Третій докторъ, на этотъ разъ докторъ медицины Фрумсонъ, предупредилъ всѣхъ. Несмотря на свою медицину, онъ былъ казеннымъ раввиномъ сосѣдняго большого города. Назовемъ этотъ городъ хотя бы Шмырскомъ. Докторъ Фрумсонъ былъ маленькій рыжій человѣкъ, очень безпокойный и шумливый. Въ разговорѣ онъ такъ суетился и махалъ руками, что, только глядя на него, уже хотѣлось спорить. Въ качествѣ казеннаго раввина изъ образованныхъ, докторъ Фрумсонъ исповѣдывалъ сіонизмъ правой стороны. Онъ былъ даже областнымъ уполномоченнымъ сіонистовъ во всемъ краѣ и игралъ видную роль на Минскомъ конгрессѣ.

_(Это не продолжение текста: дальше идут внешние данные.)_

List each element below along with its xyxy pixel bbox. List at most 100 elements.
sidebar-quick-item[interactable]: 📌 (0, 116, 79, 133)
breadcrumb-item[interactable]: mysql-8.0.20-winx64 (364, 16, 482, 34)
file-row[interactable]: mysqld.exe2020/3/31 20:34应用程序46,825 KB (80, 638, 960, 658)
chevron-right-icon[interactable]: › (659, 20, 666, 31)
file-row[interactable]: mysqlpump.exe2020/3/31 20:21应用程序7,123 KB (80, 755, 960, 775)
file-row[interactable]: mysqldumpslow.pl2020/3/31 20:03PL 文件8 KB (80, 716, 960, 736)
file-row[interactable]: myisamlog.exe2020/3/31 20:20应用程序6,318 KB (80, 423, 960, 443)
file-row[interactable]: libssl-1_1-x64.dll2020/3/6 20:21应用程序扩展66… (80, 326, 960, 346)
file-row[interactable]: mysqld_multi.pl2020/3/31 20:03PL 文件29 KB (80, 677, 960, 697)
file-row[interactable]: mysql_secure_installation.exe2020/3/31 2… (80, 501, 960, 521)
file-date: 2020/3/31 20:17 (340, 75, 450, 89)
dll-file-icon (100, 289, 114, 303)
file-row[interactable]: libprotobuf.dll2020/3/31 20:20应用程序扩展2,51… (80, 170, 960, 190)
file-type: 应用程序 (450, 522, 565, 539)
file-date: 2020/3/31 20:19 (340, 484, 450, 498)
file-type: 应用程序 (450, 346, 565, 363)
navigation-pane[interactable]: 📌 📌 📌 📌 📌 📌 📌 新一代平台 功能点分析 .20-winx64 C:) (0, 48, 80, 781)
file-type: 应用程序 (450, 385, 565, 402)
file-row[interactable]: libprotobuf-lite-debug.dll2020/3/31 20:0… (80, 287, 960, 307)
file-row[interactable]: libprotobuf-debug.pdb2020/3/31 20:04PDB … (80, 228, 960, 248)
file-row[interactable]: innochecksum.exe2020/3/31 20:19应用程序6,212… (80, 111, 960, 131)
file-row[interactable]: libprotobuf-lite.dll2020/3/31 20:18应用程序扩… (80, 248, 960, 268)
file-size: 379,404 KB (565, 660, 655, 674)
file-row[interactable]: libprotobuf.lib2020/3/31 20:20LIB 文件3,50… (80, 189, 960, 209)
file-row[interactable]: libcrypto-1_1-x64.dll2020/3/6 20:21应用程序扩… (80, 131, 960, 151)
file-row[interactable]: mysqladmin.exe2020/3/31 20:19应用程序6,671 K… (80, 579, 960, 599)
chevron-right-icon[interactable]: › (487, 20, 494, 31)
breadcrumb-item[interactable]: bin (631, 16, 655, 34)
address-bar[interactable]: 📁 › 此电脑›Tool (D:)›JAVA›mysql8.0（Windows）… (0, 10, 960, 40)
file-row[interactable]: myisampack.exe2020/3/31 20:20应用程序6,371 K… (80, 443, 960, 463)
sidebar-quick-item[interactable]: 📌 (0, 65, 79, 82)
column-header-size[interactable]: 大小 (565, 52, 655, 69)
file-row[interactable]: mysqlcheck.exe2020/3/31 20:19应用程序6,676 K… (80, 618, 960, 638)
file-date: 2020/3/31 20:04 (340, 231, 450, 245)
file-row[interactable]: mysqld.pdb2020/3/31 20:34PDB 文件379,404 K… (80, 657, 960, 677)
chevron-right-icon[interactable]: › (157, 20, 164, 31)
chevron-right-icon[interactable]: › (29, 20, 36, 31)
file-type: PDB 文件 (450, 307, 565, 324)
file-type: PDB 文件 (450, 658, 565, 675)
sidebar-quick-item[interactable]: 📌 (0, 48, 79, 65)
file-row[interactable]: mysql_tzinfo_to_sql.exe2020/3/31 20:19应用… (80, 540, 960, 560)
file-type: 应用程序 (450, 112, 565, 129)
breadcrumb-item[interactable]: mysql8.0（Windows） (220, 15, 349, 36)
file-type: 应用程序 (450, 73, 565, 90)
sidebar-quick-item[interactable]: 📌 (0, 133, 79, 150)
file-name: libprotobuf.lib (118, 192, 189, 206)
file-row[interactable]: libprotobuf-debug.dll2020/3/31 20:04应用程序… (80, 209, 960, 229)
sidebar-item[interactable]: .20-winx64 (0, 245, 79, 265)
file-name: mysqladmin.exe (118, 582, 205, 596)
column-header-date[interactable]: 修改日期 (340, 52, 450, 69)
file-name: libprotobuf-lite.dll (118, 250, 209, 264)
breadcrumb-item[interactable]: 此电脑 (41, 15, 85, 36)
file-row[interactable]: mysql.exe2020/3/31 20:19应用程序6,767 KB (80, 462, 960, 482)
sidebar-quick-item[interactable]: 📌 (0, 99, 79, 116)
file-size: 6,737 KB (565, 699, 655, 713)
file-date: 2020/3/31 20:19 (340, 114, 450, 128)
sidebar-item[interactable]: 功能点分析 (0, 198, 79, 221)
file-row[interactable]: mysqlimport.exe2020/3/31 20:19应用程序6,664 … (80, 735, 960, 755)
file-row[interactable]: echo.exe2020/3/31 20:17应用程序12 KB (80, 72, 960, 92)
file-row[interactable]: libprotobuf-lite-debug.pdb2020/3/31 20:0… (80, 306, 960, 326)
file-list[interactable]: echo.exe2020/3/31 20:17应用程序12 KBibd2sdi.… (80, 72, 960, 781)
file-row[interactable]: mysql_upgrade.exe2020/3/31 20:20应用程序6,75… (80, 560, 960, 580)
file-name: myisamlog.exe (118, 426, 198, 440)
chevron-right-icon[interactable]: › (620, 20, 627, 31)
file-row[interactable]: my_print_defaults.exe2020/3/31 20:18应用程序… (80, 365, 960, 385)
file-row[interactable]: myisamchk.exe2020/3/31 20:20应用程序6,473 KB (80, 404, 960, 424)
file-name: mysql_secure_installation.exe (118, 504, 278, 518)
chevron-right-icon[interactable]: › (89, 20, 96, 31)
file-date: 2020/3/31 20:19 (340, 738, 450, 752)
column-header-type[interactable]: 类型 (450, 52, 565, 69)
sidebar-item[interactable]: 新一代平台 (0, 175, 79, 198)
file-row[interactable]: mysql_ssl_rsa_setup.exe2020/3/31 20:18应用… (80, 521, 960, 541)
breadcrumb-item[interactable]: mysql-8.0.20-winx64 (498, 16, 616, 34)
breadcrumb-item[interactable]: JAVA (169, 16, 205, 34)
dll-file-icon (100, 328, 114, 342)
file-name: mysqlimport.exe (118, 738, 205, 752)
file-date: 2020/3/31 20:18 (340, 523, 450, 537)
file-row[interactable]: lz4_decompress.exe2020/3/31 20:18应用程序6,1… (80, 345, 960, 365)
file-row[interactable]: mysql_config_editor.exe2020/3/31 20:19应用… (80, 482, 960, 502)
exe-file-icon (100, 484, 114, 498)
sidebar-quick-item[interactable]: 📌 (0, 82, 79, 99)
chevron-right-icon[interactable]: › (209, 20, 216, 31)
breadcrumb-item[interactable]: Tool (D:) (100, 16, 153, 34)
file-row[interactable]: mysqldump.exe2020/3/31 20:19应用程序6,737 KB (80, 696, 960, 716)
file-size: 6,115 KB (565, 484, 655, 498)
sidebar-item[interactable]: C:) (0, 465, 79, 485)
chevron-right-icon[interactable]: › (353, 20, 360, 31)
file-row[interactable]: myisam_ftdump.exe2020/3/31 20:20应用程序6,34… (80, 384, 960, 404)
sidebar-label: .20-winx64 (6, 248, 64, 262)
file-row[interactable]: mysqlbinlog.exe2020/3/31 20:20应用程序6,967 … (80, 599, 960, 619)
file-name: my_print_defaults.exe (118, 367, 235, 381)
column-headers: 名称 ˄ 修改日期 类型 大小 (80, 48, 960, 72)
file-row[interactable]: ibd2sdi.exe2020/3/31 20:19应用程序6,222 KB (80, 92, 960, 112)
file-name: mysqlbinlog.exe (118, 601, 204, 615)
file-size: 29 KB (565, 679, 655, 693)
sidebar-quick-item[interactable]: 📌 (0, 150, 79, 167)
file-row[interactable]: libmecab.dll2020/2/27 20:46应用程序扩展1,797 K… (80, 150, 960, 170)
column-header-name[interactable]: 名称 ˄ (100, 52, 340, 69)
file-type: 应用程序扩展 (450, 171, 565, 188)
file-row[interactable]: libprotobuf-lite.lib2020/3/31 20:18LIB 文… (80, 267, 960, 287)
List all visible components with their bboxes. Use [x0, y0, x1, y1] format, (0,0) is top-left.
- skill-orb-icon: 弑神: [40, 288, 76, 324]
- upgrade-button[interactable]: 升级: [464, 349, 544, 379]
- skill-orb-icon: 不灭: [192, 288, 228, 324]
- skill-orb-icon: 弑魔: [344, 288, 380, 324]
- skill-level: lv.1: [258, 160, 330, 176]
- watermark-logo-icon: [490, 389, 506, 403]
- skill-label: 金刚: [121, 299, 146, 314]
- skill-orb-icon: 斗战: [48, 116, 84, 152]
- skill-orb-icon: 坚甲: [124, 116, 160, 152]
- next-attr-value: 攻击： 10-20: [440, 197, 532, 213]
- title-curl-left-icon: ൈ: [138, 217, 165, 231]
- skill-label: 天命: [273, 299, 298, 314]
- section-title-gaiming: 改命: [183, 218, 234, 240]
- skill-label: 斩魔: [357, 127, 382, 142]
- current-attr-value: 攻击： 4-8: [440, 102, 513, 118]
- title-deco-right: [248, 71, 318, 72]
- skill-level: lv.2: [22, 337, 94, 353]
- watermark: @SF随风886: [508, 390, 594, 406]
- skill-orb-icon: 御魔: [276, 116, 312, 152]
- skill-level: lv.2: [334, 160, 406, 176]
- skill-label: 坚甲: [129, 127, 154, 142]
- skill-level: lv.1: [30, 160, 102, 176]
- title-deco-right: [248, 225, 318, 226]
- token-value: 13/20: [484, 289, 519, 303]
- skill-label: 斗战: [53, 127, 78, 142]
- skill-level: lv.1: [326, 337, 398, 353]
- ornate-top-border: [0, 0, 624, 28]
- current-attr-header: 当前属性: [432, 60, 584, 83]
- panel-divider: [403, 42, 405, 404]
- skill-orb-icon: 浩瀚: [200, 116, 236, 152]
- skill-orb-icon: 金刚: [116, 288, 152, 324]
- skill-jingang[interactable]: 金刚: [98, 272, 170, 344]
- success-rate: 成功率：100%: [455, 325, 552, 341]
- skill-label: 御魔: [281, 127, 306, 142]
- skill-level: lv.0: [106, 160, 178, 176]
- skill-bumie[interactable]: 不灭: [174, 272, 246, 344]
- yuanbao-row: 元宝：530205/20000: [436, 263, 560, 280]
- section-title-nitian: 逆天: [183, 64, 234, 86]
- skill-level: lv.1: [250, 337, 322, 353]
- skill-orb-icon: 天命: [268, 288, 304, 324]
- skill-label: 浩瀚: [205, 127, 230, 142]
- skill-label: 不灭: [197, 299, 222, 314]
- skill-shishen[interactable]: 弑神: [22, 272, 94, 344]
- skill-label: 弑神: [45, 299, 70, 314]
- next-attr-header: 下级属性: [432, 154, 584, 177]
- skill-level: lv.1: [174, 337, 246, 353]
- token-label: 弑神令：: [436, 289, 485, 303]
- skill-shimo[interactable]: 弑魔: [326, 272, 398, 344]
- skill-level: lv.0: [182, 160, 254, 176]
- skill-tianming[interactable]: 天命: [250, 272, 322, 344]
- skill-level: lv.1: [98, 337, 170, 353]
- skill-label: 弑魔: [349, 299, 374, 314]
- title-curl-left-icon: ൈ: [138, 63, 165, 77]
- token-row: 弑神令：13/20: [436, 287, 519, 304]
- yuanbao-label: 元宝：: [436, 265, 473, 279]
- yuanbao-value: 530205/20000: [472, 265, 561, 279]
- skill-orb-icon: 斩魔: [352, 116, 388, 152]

Въ Гомелѣ былъ въ это время пресловутый московскій адвокатъ Хрюковъ, который защищалъ нѣсколькихъ русскихъ подсудимыхъ съ «націоналистической» точки зрѣнія. Система его заключалась въ томъ, что каждому свидѣтелю изъ евреевъ онъ задавалъ три неизмѣнныхъ вопроса:
— Скажите, пожалуйста, свидѣтель, что вы знаете о Минскомъ конгрессѣ сіонистовъ? Собирались ли у васъ шекеля (взносъ сіонистовъ)? Обсуждались ли въ синагогахъ политическіе вопросы? — Одинъ молодой адвокатъ противной стороны даже держалъ пари, что собьетъ съ толку Хрюкова, и, дѣйствительно, успѣлъ предупредить его и задать свидѣтелю тѣ же сакраментальные вопросы. Хрюковъ пришелъ въ такую ярость, что не могъ выговорить ни слова и усѣлся на мѣсто, не отпарировавъ удара. Большинство адвокатовъ острили, что первый Хрюковскій вопросъ имѣетъ въ виду именно доктора Фрумсона.